The last place I want to be in a thunderstorm is floating in the middle of a river with a fly rod sticking up in the air. It is almost like tempting God to see how good his aim is. So, my buddy and I hit the Llano yesterday evening just in time to get chased off the water with a massive lighting show, high winds, and hail. I was hoping to add to my points in the Texas River Bum tournament.

Today we hit the water early and there was nothing more than just a few white puffy clouds on the horizon. Of course, as soon as I floated in my tube about a mile down river, the clouds turned black and ugly. Lightning was flashing all around and the wind turned cool and angry. I headed for the river bank and walked back in the soft gravel to my pickup truck. It was only four in the afternoon and it was DARK. We quickly packed up all our belongings and headed back for San Marcos. The storm chased us all the way, pelting my truck with hail and rain. Later, we discovered that a tornado touched down just west of Llano, near Castell. That is exactly were I had been floating just a couple of hours earlier.

It wasn't until I got home and looked at the photos that I realized that the last bass I caught was a Guadalupe (needed for the tournament). In the haste to get off the river I didn't put in on the measuring board. I was going with the theory that if you are dead, you are disqualified.

Despite the much shortened trip, it was great to be out on this beautiful river.

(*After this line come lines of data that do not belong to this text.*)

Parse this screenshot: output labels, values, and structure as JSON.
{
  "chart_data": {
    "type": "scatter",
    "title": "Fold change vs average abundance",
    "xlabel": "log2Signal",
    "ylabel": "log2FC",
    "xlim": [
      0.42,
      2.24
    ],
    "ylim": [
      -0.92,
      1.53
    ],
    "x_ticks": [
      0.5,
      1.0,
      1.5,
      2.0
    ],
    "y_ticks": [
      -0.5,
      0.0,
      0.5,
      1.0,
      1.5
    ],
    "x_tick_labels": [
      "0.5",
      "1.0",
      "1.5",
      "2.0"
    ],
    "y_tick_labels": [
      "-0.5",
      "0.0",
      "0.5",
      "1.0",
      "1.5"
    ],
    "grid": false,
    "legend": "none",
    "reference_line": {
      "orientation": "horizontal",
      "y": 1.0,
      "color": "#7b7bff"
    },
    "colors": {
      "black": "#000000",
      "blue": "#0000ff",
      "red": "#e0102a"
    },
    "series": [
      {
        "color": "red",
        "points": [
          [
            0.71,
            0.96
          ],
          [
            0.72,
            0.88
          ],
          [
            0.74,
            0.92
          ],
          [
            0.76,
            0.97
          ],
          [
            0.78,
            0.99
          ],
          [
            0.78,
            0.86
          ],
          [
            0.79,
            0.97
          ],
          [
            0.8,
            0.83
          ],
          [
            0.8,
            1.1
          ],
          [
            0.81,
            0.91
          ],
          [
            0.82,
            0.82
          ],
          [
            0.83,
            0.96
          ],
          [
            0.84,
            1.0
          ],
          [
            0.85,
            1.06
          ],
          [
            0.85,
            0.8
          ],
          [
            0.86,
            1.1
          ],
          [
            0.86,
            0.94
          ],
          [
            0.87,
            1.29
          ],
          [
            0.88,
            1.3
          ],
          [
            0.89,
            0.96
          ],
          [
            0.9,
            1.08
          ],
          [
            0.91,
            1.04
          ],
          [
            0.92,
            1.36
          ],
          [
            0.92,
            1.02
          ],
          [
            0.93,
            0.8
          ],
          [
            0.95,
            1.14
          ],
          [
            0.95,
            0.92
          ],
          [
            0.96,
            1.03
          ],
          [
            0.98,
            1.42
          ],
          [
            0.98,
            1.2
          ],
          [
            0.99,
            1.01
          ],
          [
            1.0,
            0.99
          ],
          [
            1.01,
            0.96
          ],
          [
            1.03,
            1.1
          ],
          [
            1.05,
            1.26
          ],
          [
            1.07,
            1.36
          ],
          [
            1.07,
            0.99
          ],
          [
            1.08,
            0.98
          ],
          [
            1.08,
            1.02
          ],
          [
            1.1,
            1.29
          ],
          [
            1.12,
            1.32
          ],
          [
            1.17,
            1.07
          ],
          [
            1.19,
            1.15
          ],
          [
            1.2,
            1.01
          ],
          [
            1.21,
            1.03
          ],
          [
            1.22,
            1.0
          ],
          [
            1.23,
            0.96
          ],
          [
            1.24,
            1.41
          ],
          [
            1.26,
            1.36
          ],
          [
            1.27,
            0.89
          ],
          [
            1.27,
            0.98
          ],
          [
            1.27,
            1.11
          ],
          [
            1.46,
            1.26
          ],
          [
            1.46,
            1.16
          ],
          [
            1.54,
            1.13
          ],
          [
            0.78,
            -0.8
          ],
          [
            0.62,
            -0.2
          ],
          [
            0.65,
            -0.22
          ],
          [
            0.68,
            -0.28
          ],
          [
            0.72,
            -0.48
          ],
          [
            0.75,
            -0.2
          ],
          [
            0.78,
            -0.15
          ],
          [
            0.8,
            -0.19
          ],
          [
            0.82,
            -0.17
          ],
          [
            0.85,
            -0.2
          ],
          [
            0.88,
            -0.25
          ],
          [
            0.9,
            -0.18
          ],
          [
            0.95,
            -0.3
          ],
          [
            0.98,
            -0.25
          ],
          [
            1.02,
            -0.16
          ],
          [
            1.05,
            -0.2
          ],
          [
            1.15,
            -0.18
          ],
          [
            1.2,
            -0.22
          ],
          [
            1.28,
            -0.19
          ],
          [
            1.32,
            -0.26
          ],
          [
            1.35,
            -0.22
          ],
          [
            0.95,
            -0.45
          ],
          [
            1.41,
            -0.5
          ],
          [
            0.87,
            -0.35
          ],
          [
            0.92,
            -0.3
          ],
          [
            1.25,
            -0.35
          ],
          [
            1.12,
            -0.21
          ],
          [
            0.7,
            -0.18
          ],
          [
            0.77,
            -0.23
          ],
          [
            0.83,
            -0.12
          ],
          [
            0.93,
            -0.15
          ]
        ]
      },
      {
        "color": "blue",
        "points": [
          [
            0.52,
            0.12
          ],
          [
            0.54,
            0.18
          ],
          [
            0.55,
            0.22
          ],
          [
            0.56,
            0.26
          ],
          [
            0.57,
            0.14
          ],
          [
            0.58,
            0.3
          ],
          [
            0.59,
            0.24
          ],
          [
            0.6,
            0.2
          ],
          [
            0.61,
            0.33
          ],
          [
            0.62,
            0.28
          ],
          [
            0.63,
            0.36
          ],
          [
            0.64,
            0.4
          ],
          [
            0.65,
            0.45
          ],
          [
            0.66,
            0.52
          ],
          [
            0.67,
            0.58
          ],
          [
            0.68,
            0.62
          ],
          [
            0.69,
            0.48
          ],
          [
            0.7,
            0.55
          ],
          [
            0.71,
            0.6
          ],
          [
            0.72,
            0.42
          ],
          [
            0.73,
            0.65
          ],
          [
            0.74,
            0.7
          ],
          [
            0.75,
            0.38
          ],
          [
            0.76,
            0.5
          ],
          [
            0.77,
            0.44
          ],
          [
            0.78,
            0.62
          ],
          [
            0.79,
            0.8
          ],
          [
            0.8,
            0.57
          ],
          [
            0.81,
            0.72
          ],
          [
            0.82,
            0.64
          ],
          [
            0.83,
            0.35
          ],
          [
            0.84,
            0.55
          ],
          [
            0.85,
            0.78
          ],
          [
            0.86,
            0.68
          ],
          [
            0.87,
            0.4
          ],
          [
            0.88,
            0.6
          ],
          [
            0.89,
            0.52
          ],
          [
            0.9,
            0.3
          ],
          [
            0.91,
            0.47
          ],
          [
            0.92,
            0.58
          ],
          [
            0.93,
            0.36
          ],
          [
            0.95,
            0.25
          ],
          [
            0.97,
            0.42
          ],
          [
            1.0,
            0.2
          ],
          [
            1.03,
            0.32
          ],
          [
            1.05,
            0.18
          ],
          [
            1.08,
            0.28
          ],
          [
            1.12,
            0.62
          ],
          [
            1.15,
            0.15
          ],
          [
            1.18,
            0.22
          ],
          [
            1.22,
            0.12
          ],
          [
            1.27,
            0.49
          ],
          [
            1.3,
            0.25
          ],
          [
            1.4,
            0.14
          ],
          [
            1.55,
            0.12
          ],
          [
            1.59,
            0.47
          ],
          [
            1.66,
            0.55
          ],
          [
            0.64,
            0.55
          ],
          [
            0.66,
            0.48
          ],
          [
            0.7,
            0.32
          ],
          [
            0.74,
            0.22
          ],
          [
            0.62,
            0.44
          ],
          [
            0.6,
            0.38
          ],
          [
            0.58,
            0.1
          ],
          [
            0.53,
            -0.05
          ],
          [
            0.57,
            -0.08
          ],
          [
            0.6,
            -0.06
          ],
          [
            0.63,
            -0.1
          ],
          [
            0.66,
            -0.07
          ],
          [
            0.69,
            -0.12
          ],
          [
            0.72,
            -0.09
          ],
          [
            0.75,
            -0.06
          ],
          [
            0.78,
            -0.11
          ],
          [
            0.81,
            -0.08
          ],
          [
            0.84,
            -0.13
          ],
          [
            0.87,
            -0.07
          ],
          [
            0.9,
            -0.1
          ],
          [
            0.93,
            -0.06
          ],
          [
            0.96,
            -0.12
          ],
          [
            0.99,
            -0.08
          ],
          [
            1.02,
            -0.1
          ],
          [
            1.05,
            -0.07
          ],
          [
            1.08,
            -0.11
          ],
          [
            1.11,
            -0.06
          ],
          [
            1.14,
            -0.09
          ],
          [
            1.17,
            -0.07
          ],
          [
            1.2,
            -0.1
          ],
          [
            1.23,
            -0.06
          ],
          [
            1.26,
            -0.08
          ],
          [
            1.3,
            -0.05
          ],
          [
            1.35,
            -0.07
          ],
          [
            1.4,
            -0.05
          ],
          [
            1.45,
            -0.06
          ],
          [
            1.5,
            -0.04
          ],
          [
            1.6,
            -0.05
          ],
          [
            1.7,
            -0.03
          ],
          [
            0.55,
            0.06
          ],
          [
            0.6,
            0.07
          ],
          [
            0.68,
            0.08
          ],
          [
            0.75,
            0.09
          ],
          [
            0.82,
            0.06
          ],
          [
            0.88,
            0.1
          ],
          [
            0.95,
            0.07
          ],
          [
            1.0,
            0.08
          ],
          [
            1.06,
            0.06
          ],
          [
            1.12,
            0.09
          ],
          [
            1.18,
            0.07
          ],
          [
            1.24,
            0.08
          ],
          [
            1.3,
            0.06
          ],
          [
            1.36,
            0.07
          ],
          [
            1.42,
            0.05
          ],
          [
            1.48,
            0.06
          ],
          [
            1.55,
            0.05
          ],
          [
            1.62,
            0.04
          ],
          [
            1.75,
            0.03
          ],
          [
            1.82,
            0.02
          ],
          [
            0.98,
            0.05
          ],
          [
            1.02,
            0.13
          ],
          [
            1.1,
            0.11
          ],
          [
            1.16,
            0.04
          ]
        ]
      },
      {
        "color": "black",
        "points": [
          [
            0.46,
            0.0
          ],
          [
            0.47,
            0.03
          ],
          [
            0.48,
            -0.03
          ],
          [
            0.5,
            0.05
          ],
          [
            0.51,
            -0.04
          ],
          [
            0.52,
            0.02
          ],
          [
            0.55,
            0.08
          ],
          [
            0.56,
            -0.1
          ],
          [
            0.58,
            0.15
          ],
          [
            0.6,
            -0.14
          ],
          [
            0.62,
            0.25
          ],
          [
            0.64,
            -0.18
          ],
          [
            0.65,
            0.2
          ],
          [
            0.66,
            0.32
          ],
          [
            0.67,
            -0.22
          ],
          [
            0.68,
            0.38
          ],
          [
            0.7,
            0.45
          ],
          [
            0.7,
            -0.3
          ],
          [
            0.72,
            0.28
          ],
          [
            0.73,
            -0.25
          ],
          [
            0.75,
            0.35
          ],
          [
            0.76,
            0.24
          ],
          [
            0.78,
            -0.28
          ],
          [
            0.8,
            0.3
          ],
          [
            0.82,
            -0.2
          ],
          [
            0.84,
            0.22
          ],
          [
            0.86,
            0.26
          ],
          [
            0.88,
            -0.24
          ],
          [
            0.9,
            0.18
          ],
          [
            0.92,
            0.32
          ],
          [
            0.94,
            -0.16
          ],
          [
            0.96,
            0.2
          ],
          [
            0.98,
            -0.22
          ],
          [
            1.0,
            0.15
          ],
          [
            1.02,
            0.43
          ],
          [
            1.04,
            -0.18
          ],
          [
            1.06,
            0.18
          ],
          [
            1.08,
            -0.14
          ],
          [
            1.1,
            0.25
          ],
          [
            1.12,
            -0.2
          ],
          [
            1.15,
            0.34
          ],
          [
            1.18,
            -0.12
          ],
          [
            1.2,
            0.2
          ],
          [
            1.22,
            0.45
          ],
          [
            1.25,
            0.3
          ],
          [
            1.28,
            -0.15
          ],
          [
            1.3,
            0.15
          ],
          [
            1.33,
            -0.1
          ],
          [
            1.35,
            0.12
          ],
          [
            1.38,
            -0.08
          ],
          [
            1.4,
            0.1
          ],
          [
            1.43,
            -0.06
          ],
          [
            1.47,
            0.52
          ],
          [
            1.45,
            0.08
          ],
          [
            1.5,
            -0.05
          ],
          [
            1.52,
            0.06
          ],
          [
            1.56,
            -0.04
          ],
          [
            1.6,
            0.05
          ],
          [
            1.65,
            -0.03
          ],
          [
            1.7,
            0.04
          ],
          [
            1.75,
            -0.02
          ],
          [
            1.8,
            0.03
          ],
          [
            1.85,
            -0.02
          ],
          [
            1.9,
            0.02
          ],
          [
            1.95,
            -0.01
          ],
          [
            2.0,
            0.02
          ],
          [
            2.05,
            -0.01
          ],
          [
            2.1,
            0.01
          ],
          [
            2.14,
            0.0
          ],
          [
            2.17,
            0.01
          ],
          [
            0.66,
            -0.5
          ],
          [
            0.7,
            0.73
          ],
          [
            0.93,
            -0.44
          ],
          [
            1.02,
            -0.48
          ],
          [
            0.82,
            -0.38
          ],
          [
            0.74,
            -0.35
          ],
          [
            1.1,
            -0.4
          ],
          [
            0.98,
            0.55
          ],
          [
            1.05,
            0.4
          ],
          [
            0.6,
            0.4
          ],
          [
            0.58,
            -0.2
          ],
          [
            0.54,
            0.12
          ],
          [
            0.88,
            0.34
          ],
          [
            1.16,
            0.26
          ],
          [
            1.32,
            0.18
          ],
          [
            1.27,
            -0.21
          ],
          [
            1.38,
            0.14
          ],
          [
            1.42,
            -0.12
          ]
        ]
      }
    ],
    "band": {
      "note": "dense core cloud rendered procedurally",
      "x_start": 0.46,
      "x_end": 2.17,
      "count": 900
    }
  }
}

Of the twenty or so fish caught, none counted for points.

I will be in Arkansas (fishing) for the next two weeks. Will hit the Hill Country again in late May.


----------



## Upright (Apr 2, 2012)

With you gone for two weeks maybe it will give me time to close the gap on points! :fish:


----------



## YAKNTX (Jun 6, 2010)

Mike, can you share where you put in and fished. I've never fished the Llano and would like to try it out. Thanks and have a safe and fun trip.


----------



## miguel4 (Aug 12, 2005)

While wading the west side (high side) of the Llano and not being able to watch storms approach very well, and catching fish like crazy, I have had to grab my gear and fish and literally run across the river and jump into depressions on the other side to escape bad assed storms. Sure will make your heart beat! Glad I am too old now to do that anymore...


----------



## flyfishingmike (Nov 26, 2010)

YAKNTX said:


> Mike, can you share where you put in and fished. I've never fished the Llano and would like to try it out. Thanks and have a safe and fun trip.


Fishing the Llano (at Llano) has several options.

You can walk down to the river below the dam (in town) and fish the first mile or so simply wading and rock hopping.

Drive Hwy 29 West to the CR 102 crossing, CR103 (where I was fishing) crossing, or go to Castell. Once you are at the river, you can wade, float, or paddle.

Beware the water is crystal clear and the fish see you first.

Let's go fishing.


----------



## YAKNTX (Jun 6, 2010)

flyfishingmike said:


> Fishing the Llano (at Llano) has several options.
> 
> You can walk down to the river below the dam (in town) and fish the first mile or so simply wading and rock hopping.
> 
> ...


Thanks, when you get back from your trip send me a message and lets go fish the Blanco during the week.


----------